Charmain Z. Brackett/Correspondent
Alisa Hamrick and Tony Baughman rehearse a scene from Earth and Sky.

It didn't take long before Drew Davis was sold on directing Earth and Sky for the Aiken Community Playhouse.


"I read the first scene," Mr. Davis said of the drama, which opens Friday at the Washington Center for the Performing Arts.

Within the first two pages of the script, one of the lead characters, David Ames, dies. His lover, Sara McKeon, is left with more questions than answers. Unable to get satisfaction from the police, she takes it on herself to delve into David's past.

The would-be poet and part-time librarian discovers a side of David she never knew existed.
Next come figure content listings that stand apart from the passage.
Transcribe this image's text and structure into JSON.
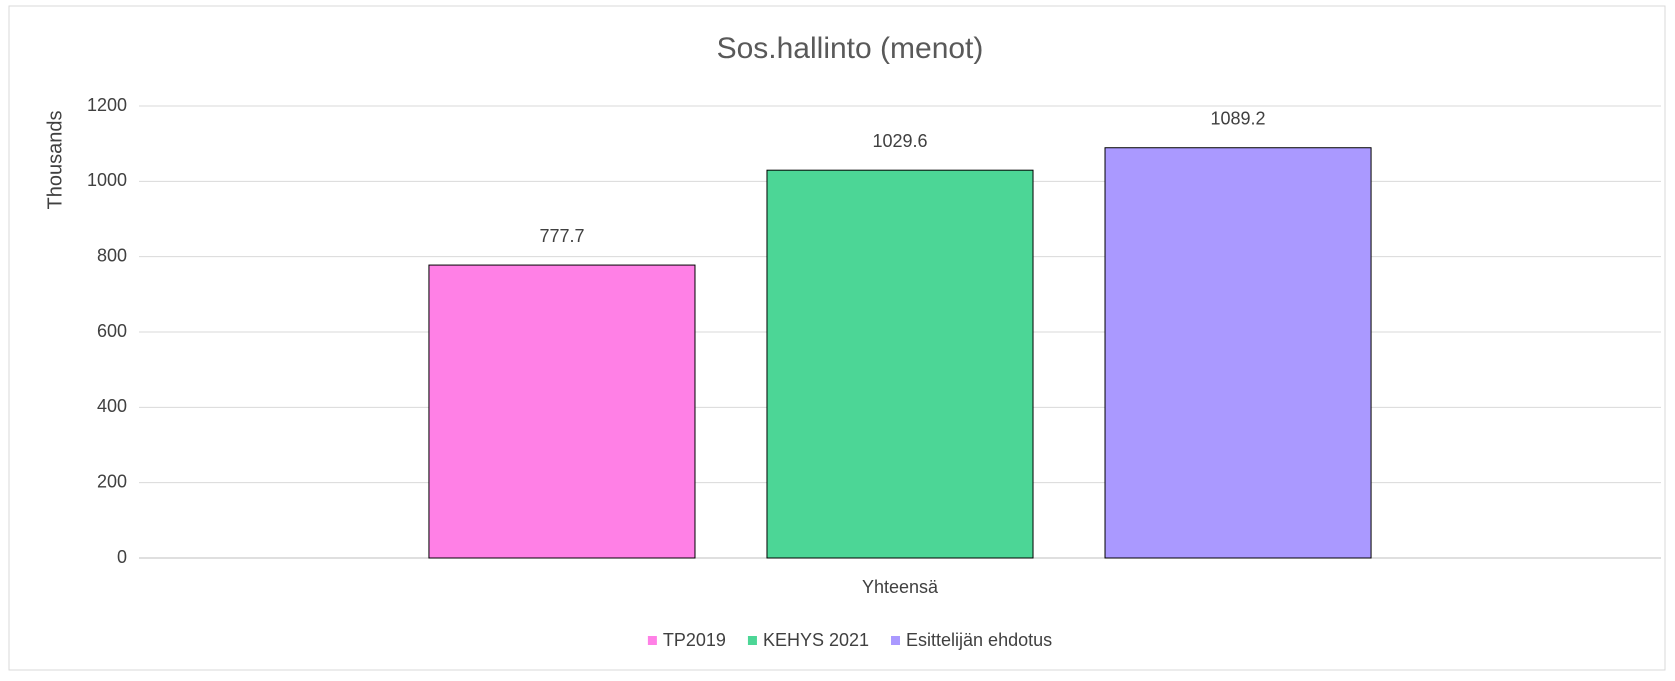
{
  "chart_data": {
    "type": "bar",
    "title": "Sos.hallinto (menot)",
    "y_axis_label": "Thousands",
    "categories": [
      "Yhteensä"
    ],
    "series": [
      {
        "name": "TP2019",
        "color": "#ff80e6",
        "values": [
          777.7
        ]
      },
      {
        "name": "KEHYS 2021",
        "color": "#4cd696",
        "values": [
          1029.6
        ]
      },
      {
        "name": "Esittelijän ehdotus",
        "color": "#aa99ff",
        "values": [
          1089.2
        ]
      }
    ],
    "ylim": [
      0,
      1200
    ],
    "yticks": [
      0,
      200,
      400,
      600,
      800,
      1000,
      1200
    ],
    "grid": true,
    "legend": "bottom"
  }
}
Time moves in two directions in the telling of her story.

"All of the love scenes are backwards in time, and the detective story moves forward," said Mr. Davis.

Playing the leads are two actors unknown to Aiken Community Playhouse audiences.
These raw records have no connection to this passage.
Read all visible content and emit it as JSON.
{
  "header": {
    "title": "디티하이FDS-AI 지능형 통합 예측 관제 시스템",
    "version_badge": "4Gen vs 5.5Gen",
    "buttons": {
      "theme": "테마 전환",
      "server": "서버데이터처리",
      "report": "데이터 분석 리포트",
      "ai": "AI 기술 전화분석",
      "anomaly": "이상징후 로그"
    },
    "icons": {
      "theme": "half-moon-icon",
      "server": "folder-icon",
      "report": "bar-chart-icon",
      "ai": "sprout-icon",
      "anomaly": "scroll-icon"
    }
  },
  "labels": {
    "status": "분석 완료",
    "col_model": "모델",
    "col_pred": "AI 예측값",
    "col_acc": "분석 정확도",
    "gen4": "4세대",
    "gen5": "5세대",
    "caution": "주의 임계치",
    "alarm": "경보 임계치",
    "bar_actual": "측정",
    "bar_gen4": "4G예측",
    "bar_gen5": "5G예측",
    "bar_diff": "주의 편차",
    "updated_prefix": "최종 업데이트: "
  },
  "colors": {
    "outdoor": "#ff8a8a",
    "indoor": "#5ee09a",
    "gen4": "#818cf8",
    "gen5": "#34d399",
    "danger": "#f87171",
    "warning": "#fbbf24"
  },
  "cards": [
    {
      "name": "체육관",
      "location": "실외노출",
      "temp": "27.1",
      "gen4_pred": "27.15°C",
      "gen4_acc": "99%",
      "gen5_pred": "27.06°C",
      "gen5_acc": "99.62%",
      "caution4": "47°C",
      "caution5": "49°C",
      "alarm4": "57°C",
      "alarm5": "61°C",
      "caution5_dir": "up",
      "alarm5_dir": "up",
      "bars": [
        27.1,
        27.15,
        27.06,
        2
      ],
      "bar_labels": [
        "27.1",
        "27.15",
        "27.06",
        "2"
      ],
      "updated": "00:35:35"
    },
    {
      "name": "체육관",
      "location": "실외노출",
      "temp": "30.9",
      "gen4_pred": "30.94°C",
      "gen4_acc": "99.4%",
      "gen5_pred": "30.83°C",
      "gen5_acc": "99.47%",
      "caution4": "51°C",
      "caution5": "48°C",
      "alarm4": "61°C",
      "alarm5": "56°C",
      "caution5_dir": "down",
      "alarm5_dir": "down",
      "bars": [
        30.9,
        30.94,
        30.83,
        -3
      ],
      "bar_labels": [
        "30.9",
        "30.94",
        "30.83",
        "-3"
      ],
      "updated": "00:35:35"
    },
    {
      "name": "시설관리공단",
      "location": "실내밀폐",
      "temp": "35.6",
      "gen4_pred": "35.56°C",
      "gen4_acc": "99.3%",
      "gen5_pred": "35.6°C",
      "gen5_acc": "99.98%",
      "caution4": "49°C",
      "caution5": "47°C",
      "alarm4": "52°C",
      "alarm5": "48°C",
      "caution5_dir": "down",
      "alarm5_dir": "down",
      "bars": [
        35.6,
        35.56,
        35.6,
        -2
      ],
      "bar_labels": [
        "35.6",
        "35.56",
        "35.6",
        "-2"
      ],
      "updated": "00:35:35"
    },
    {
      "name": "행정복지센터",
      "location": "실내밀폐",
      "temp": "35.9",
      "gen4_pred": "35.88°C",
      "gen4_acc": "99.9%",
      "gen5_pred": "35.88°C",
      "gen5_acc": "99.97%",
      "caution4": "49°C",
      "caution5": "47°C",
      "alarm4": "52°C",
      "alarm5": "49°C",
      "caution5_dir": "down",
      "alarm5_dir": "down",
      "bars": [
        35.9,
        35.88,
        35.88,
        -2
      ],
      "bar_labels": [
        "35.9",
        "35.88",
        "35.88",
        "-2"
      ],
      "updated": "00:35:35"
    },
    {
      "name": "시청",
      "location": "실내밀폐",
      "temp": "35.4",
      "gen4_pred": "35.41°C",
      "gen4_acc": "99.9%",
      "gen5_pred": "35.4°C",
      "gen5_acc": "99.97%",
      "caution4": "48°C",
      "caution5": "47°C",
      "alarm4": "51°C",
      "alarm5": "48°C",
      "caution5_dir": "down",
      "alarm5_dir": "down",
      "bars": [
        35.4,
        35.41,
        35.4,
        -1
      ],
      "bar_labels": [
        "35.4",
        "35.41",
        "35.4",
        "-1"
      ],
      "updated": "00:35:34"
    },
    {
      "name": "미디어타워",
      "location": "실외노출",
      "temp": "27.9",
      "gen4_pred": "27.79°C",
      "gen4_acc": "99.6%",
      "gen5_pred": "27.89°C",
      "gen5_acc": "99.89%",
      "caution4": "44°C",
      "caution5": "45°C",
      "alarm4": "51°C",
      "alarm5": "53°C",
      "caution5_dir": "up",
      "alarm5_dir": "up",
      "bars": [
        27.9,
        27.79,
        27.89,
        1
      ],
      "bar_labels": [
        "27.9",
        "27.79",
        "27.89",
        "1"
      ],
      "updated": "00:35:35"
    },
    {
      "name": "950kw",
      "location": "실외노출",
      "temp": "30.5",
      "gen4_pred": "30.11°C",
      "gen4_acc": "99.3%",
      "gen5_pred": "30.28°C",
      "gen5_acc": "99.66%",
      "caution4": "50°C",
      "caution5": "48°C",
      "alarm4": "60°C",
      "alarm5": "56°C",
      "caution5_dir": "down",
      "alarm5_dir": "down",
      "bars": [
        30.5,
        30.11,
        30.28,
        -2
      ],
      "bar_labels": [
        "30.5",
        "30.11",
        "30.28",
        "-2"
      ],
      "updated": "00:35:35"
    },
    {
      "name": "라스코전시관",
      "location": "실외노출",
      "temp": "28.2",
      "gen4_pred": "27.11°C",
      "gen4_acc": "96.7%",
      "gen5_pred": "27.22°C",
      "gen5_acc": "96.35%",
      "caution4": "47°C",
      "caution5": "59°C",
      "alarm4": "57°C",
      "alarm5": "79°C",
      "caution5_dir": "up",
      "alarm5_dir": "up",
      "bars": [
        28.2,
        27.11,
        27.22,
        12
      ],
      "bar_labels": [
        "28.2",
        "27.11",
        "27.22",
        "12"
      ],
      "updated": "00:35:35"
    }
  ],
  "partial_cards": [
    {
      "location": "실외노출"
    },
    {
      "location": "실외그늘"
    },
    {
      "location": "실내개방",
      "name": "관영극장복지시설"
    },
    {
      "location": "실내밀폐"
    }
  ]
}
Alisa Hamrick plays Sara, and Eric Greenlee plays David.

Ms. Hamrick had a small role in The Best Christmas Pageant Ever and worked on costumes for the playhouse's most recent production, Grease. Mr. Greenlee just moved to the area a few months ago.
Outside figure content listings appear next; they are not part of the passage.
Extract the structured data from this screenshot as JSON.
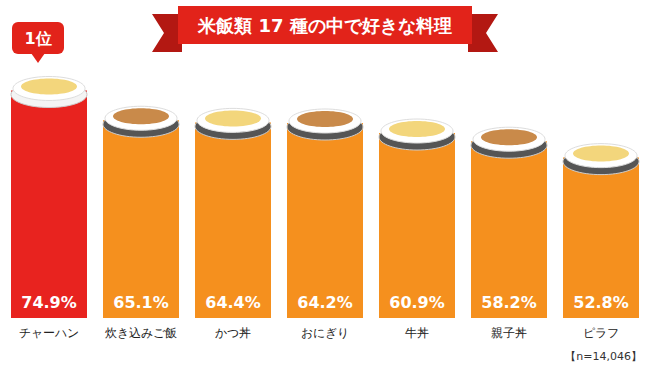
{
  "chart_data": {
    "type": "bar",
    "title": "米飯類 17 種の中で好きな料理",
    "categories": [
      "チャーハン",
      "炊き込みご飯",
      "かつ丼",
      "おにぎり",
      "牛丼",
      "親子丼",
      "ピラフ"
    ],
    "values": [
      74.9,
      65.1,
      64.4,
      64.2,
      60.9,
      58.2,
      52.8
    ],
    "value_labels": [
      "74.9%",
      "65.1%",
      "64.4%",
      "64.2%",
      "60.9%",
      "58.2%",
      "52.8%"
    ],
    "colors": [
      "#e8231f",
      "#f5901e",
      "#f5901e",
      "#f5901e",
      "#f5901e",
      "#f5901e",
      "#f5901e"
    ],
    "ylim": [
      0,
      80
    ],
    "yticks": [
      0,
      80
    ],
    "grid": false,
    "data_labels": true,
    "tick_labels": "x",
    "annotations": [
      "1位",
      "【n=14,046】"
    ]
  }
}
Ms. Hamrick said she was surprised when she was cast as Sara but is relishing every minute of it.

"I love this character. I love the transition she makes. She becomes very strong," she said.

The action of the play is like that in many crime dramas on television, said Mr. Davis.

"There are many twists and turns. You get to solve the case by picking up the same clues she does. There are a lot of choppy scenes," he said.

Threaded throughout the play are verses by Welsh poet Dylan Thomas. "They are part of her psyche," said Mr. Davis.

Sara's devotion to David is summed up in the lines of Thomas' poem This Side of the Truth:

"And all of your deeds and words,

Each truth, each lie,

Die in unjudging love."

Earth and Sky will be staged at 8 p.m. Friday and Saturday and Oct. 26 and 27, and at 3 p.m. Sunday, Oct. 28. Tickets are $17 for adults, $15 for ages 60 and older, $12 for students and $6 for children younger than 12.